Semisynchronous Replication
Contents
Description
Standard MariaDB replication is asynchronous, but MariaDB also provides a semisynchronous replication option.
With regular asynchronous replication, replicas request events from the primary's binary log whenever the replicas are ready. The primary does not wait for a replica to confirm that an event has been received.
With fully synchronous replication, all replicas are required to respond that they have received the events. See Galera Cluster.
Semisynchronous replication waits for just one replica to acknowledge that it has received and logged the events.
Semisynchronous replication therefore comes with some negative performance impact, but increased data integrity. Since the delay is based on the roundtrip time to the replica and back, this delay is minimized for servers in close proximity over fast networks.
Semisynchronous replication is built into the server. See MDEV-13073 for more information.
Enabling Semisynchronous Replication
Semisynchronous replication can be enabled by setting the relevant system variables on the primary and the replica.
If a server needs to be able to switch between acting as a primary and a replica, then you can enable both the primary and replica system variables on the server. For example, you might need to do this if MariaDB MaxScale is being used to enable auto-failover or switchover with MariaDB Monitor.
Enabling Semisynchronous Replication on the Primary
Semisynchronous replication can be enabled on the primary by setting the rpl_semi_sync_master_enabled system variable to ON
. It can be set dynamically with SET GLOBAL. For example:
SET GLOBAL rpl_semi_sync_master_enabled=ON;
It can also be set in a server option group in an option file prior to starting up the server. For example:
[mariadb] ... rpl_semi_sync_master_enabled=ON
Enabling Semisynchronous Replication on the Replica
Semisynchronous replication can be enabled on the replica by setting the rpl_semi_sync_slave_enabled system variable to ON
. It can be set dynamically with SET GLOBAL. For example:
SET GLOBAL rpl_semi_sync_slave_enabled=ON;
It can also be set in a server option group in an option file prior to starting up the server. For example:
[mariadb] ... rpl_semi_sync_slave_enabled=ON
When switching between semisynchronous replication and asynchronous replication on a replica with replica IO threads already running, the replica I/O thread will need to be restarted. For example:
STOP SLAVE IO_THREAD; START SLAVE IO_THREAD;
If this is not done, then the replica IO thread will continue to use the previous setting.
Configuring the Primary Timeout
In semisynchronous replication, only after the events have been written to the relay log and flushed does the replica acknowledge receipt of a transaction's events. If the replica does not acknowledge the transaction before a certain amount of time has passed, then a timeout occurs and the primary switches to asynchronous replication. This will be reflected in the primary's error log with messages like the following:
[Warning] Timeout waiting for reply of binlog (file: mariadb-1-bin.000002, pos: 538), semi-sync up to file , position 0. [Note] Semi-sync replication switched OFF.
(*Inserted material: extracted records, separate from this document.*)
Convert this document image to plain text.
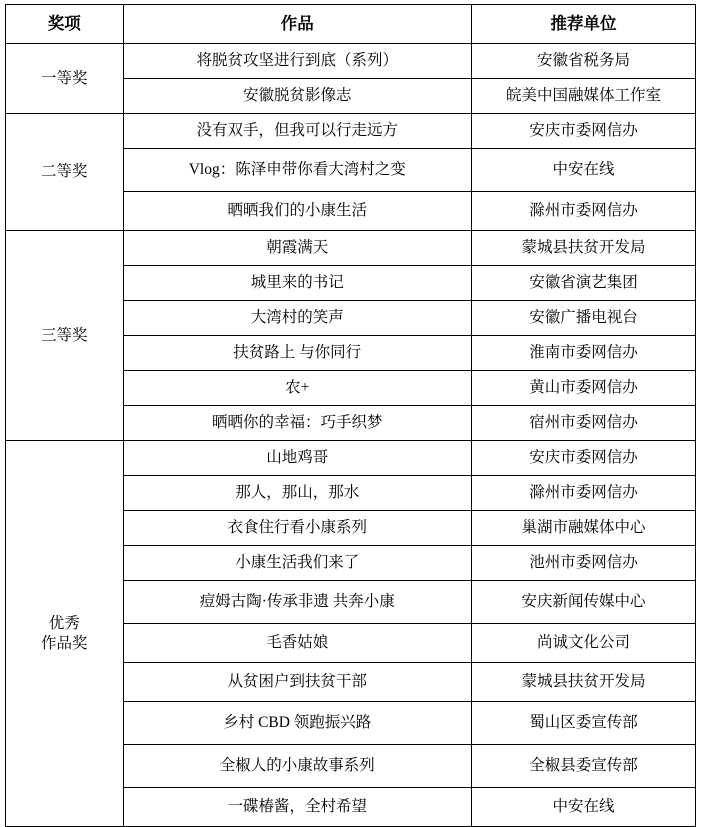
奖项	作品	推荐单位

一等奖	将脱贫攻坚进行到底（系列）	安徽省税务局
	安徽脱贫影像志	皖美中国融媒体工作室

二等奖	没有双手，但我可以行走远方	安庆市委网信办
	Vlog：陈泽申带你看大湾村之变	中安在线
	晒晒我们的小康生活	滁州市委网信办

三等奖	朝霞满天	蒙城县扶贫开发局
	城里来的书记	安徽省演艺集团
	大湾村的笑声	安徽广播电视台
	扶贫路上 与你同行	淮南市委网信办
	农+	黄山市委网信办
	晒晒你的幸福：巧手织梦	宿州市委网信办

优秀
作品奖	山地鸡哥	安庆市委网信办
	那人，那山，那水	滁州市委网信办
	衣食住行看小康系列	巢湖市融媒体中心
	小康生活我们来了	池州市委网信办
	痘姆古陶·传承非遗 共奔小康	安庆新闻传媒中心
	毛香姑娘	尚诚文化公司
	从贫困户到扶贫干部	蒙城县扶贫开发局
	乡村 CBD 领跑振兴路	蜀山区委宣传部
	全椒人的小康故事系列	全椒县委宣传部
	一碟椿酱，全村希望	中安在线
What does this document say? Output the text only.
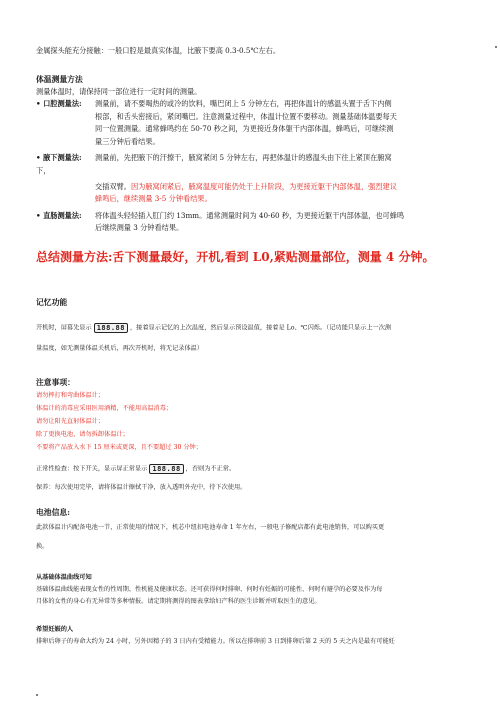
金属探头能充分接触：一般口腔是最真实体温，比腋下要高 0.3-0.5℃左右。
体温测量方法
测量体温时，请保持同一部位进行一定时间的测量。
• 口腔测量法: 测量前，请不要喝热的或冷的饮料，嘴巴闭上 5 分钟左右，再把体温计的感温头置于舌下内侧
根部，和舌头密接后，紧闭嘴巴。注意测量过程中，体温计位置不要移动。测量基础体温要每天
同一位置测量。通常蜂鸣约在 50-70 秒之间，为更接近身体躯干内部体温，蜂鸣后，可继续测
量三分钟后看结果。
• 腋下测量法: 测量前，先把腋下的汗擦干，腋窝紧闭 5 分钟左右，再把体温计的感温头由下往上紧顶在腑窝
下，
交插双臂。因为腋窝闭紧后，腋窝温度可能仍处于上升阶段，为更接近躯干内部体温，强烈建议
蜂鸣后，继续测量 3-5 分钟看结果。
• 直肠测量法: 将体温头轻轻插入肛门约 13mm。通常测量时间为 40-60 秒，为更接近躯干内部体温，也可蜂鸣
后继续测量 3 分钟看结果。
总结测量方法:舌下测量最好，开机,看到 L0,紧贴测量部位，测量 4 分钟。
记忆功能
开机时，屏幕先显示 188.88 ，接着显示记忆的上次温度，然后显示预设温值，接着是 Lo、℃闪烁。（记功能只显示上一次测
量温度，如无测量体温关机后，再次开机时，将无记录体温）
注意事项：
请勿摔打和弯曲体温计；
体温计的消毒应采用医用酒精，不能用高温消毒；
请勿让阳光直射体温计；
除了更换电池，请勿拆卸体温计；
不要将产品放入水下 15 厘米或更深，且不要超过 30 分钟；
正常性检查：按下开关，显示屏正常显示 188.88 ，否则为不正常。
保养：每次使用完毕，请将体温计擦拭干净，放入透明外壳中，待下次使用。
电池信息:
此款体温计内配备电池一节，正常使用的情况下，机芯中纽扣电池寿命 1 年左右，一般电子修配店都有此电池销售，可以购买更
换。
从基础体温曲线可知
基础体温曲线能表现女性的性周期、性机能及健康状态。还可获得何时排卵、何时有妊娠的可能性、何时有避孕的必要及作为每
月体的女性的身心有无异常等多种情报。请定期将测得的图表拿给妇产科的医生诊断并听取医生的意见。
希望妊娠的人
排卵后卵子的寿命大约为 24 小时，另外因精子的 3 日内有受精能力。所以在排卵前 3 日到排卵后第 2 天的 5 天之内是最有可能妊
When this occurs, the Rpl_semi_sync_master_status status variable will be switched to OFF
.
When at least one semisynchronous replica catches up, semisynchronous replication is resumed. This will be reflected in the primary's error log with messages like the following:
[Note] Semi-sync replication switched ON with replica (server_id: 184137206) at (mariadb-1-bin.000002, 215076)
When this occurs, the Rpl_semi_sync_master_status status variable will be switched to ON
.
The number of times that semisynchronous replication has been switched off can be checked by looking at the value of the Rpl_semi_sync_master_no_times status variable.
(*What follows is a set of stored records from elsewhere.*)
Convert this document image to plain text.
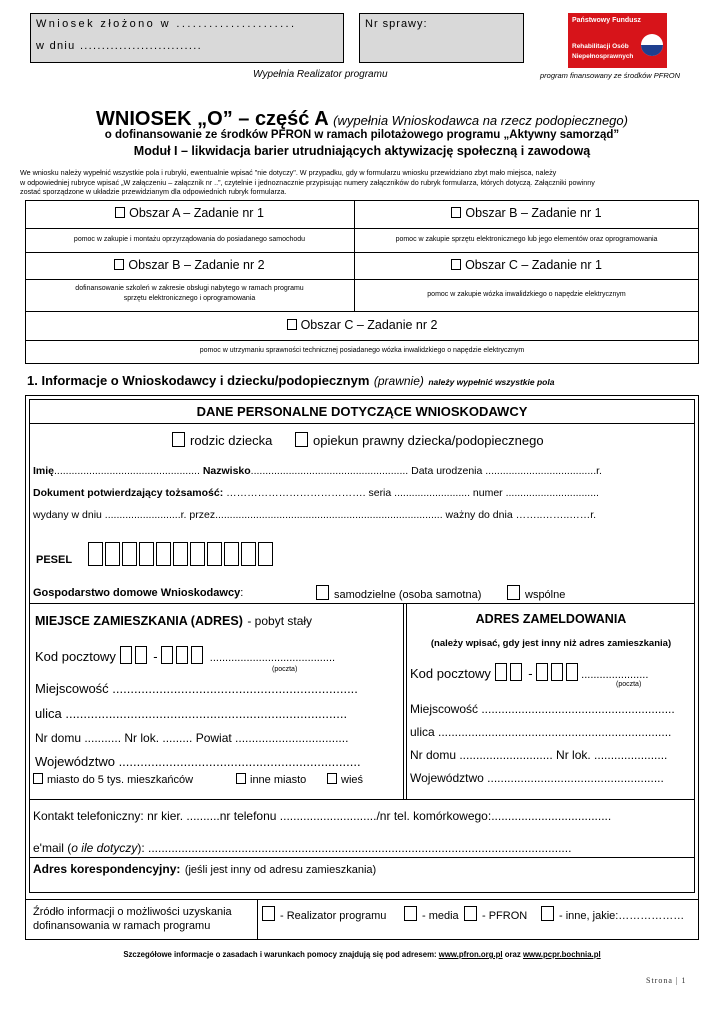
Wniosek złożono w ......................
w dniu ............................
Nr sprawy:	Państwowy Fundusz
Rehabilitacji Osób
Niepełnosprawnych
Wypełnia Realizator programu	program finansowany ze środków PFRON
WNIOSEK „O” – część A (wypełnia Wnioskodawca na rzecz podopiecznego)
o dofinansowanie ze środków PFRON w ramach pilotażowego programu „Aktywny samorząd”
Moduł I – likwidacja barier utrudniających aktywizację społeczną i zawodową
We wniosku należy wypełnić wszystkie pola i rubryki, ewentualnie wpisać "nie dotyczy". W przypadku, gdy w formularzu wniosku przewidziano zbyt mało miejsca, należy
w odpowiedniej rubryce wpisać „W załączeniu – załącznik nr ..”, czytelnie i jednoznacznie przypisując numery załączników do rubryk formularza, których dotyczą. Załączniki powinny
zostać sporządzone w układzie przewidzianym dla odpowiednich rubryk formularza.
Obszar A – Zadanie nr 1
pomoc w zakupie i montażu oprzyrządowania do posiadanego samochodu
Obszar B – Zadanie nr 1
pomoc w zakupie sprzętu elektronicznego lub jego elementów oraz oprogramowania
Obszar B – Zadanie nr 2
dofinansowanie szkoleń w zakresie obsługi nabytego w ramach programu
sprzętu elektronicznego i oprogramowania
Obszar C – Zadanie nr 1
pomoc w zakupie wózka inwalidzkiego o napędzie elektrycznym
Obszar C – Zadanie nr 2
pomoc w utrzymaniu sprawności technicznej posiadanego wózka inwalidzkiego o napędzie elektrycznym
1. Informacje o Wnioskodawcy i dziecku/podopiecznym (prawnie) należy wypełnić wszystkie pola
DANE PERSONALNE DOTYCZĄCE WNIOSKODAWCY
rodzic dziecka	opiekun prawny dziecka/podopiecznego
Imię.................................................. Nazwisko...................................................... Data urodzenia ......................................r.
Dokument potwierdzający tożsamość: …………………………………. seria .......................... numer ................................
wydany w dniu ..........................r. przez.............................................................................. ważny do dnia ……..……..……r.
PESEL
Gospodarstwo domowe Wnioskodawcy:	samodzielne (osoba samotna)	wspólne
MIEJSCE ZAMIESZKANIA (ADRES) - pobyt stały
Kod pocztowy	-	.........................................
(poczta)
Miejscowość ....................................................................
ulica ..............................................................................
Nr domu ........... Nr lok. ......... Powiat ..................................
Województwo ...................................................................
miasto do 5 tys. mieszkańców	inne miasto	wieś
ADRES ZAMELDOWANIA
(należy wpisać, gdy jest inny niż adres zamieszkania)
Kod pocztowy	-	......................
(poczta)
Miejscowość ..........................................................
ulica ......................................................................
Nr domu ............................ Nr lok. ......................
Województwo .....................................................
Kontakt telefoniczny: nr kier. ..........nr telefonu ............................./nr tel. komórkowego:....................................
e'mail (o ile dotyczy): ...............................................................................................................................
Adres korespondencyjny: (jeśli jest inny od adresu zamieszkania)
Źródło informacji o możliwości uzyskania
dofinansowania w ramach programu
- Realizator programu	- media	- PFRON	- inne, jakie:………………
Szczegółowe informacje o zasadach i warunkach pomocy znajdują się pod adresem: www.pfron.org.pl oraz www.pcpr.bochnia.pl
Strona | 1
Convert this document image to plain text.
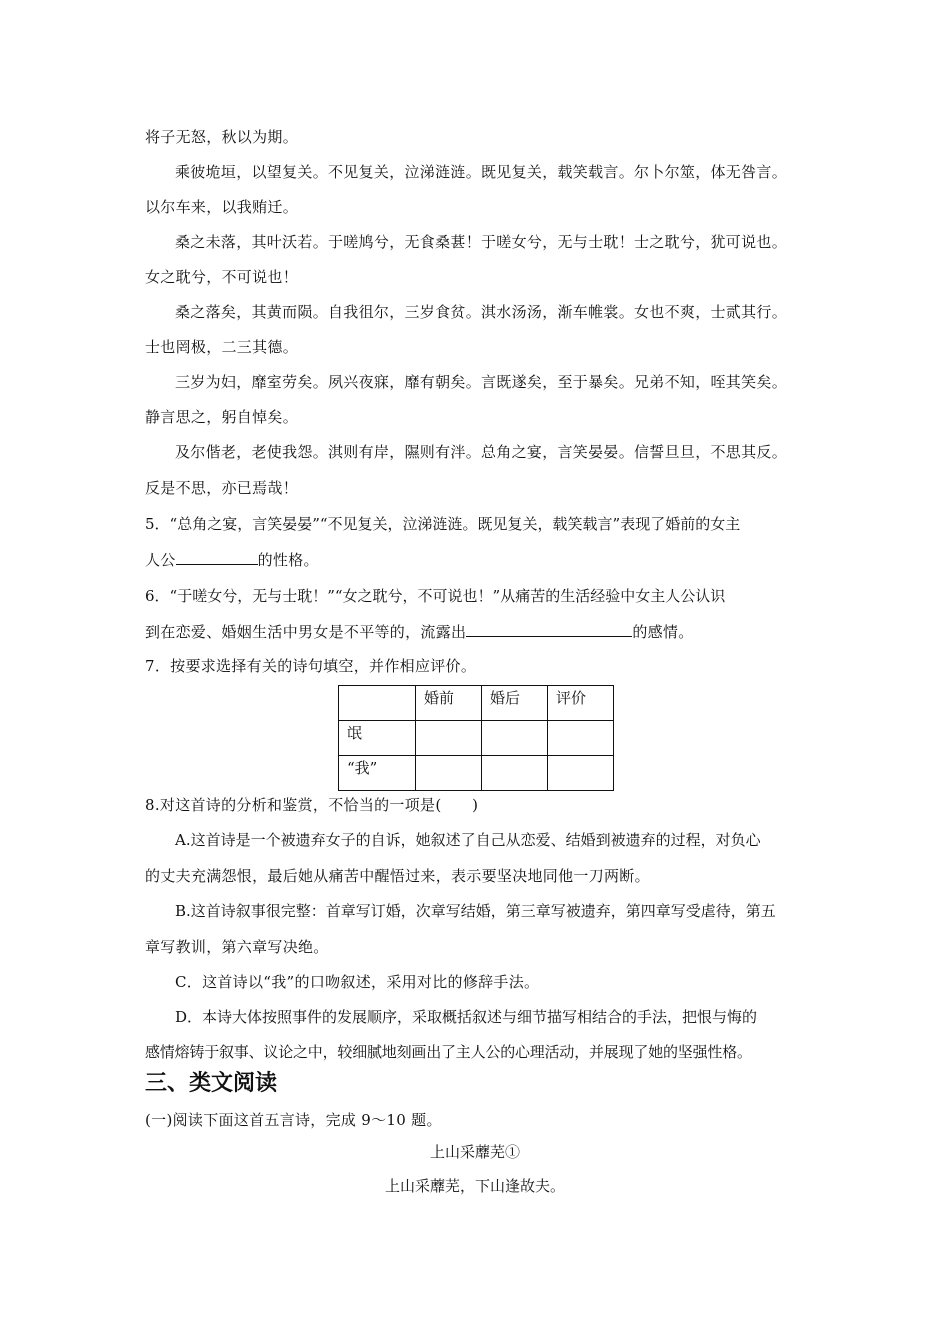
将子无怒，秋以为期。
乘彼垝垣，以望复关。不见复关，泣涕涟涟。既见复关，载笑载言。尔卜尔筮，体无咎言。
以尔车来，以我贿迁。
桑之未落，其叶沃若。于嗟鸠兮，无食桑葚！于嗟女兮，无与士耽！士之耽兮，犹可说也。
女之耽兮，不可说也！
桑之落矣，其黄而陨。自我徂尔，三岁食贫。淇水汤汤，渐车帷裳。女也不爽，士贰其行。
士也罔极，二三其德。
三岁为妇，靡室劳矣。夙兴夜寐，靡有朝矣。言既遂矣，至于暴矣。兄弟不知，咥其笑矣。
静言思之，躬自悼矣。
及尔偕老，老使我怨。淇则有岸，隰则有泮。总角之宴，言笑晏晏。信誓旦旦，不思其反。
反是不思，亦已焉哉！
5．“总角之宴，言笑晏晏”“不见复关，泣涕涟涟。既见复关，载笑载言”表现了婚前的女主
人公	的性格。
6．“于嗟女兮，无与士耽！”“女之耽兮，不可说也！”从痛苦的生活经验中女主人公认识
到在恋爱、婚姻生活中男女是不平等的，流露出	的感情。
7．按要求选择有关的诗句填空，并作相应评价。
	婚前	婚后	评价
氓			
“我”			
8.对这首诗的分析和鉴赏，不恰当的一项是(　　)
A.这首诗是一个被遗弃女子的自诉，她叙述了自己从恋爱、结婚到被遗弃的过程，对负心
的丈夫充满怨恨，最后她从痛苦中醒悟过来，表示要坚决地同他一刀两断。
B.这首诗叙事很完整：首章写订婚，次章写结婚，第三章写被遗弃，第四章写受虐待，第五
章写教训，第六章写决绝。
C．这首诗以“我”的口吻叙述，采用对比的修辞手法。
D．本诗大体按照事件的发展顺序，采取概括叙述与细节描写相结合的手法，把恨与悔的
感情熔铸于叙事、议论之中，较细腻地刻画出了主人公的心理活动，并展现了她的坚强性格。
三、类文阅读
(一)阅读下面这首五言诗，完成 9～10 题。
上山采蘼芜①
上山采蘼芜，下山逢故夫。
If you see a lot of timeouts like this in your environment, then you may want to change the timeout period. The timeout period can be changed by setting the rpl_semi_sync_master_timeout system variable. It can be set dynamically with SET GLOBAL. For example:
SET GLOBAL rpl_semi_sync_master_timeout=20000;
It can also be set in a server option group in an option file prior to starting up the server. For example:
[mariadb] ... rpl_semi_sync_master_timeout=20000
To determine a good value for the rpl_semi_sync_master_timeout system variable, you may want to look at the values of the Rpl_semi_sync_master_net_avg_wait_time and Rpl_semi_sync_master_tx_avg_wait_time status variables.
Configuring the Primary Wait Point
In semisynchronous replication, there are two potential points at which the primary can wait for the replica acknowledge the receipt of a transaction's events. These two wait points have different advantages and disadvantages.
The wait point is configured by the rpl_semi_sync_master_wait_point system variable. The supported values are:
AFTER_SYNC
AFTER_COMMIT
It can be set dynamically with SET GLOBAL. For example:
SET GLOBAL rpl_semi_sync_master_wait_point='AFTER_SYNC';
It can also be set in a server option group in an option file prior to starting up the server. For example:
[mariadb] ... rpl_semi_sync_master_wait_point=AFTER_SYNC
When this variable is set to AFTER_SYNC
, the primary performs the following steps:
- Prepares the transaction in the storage engine.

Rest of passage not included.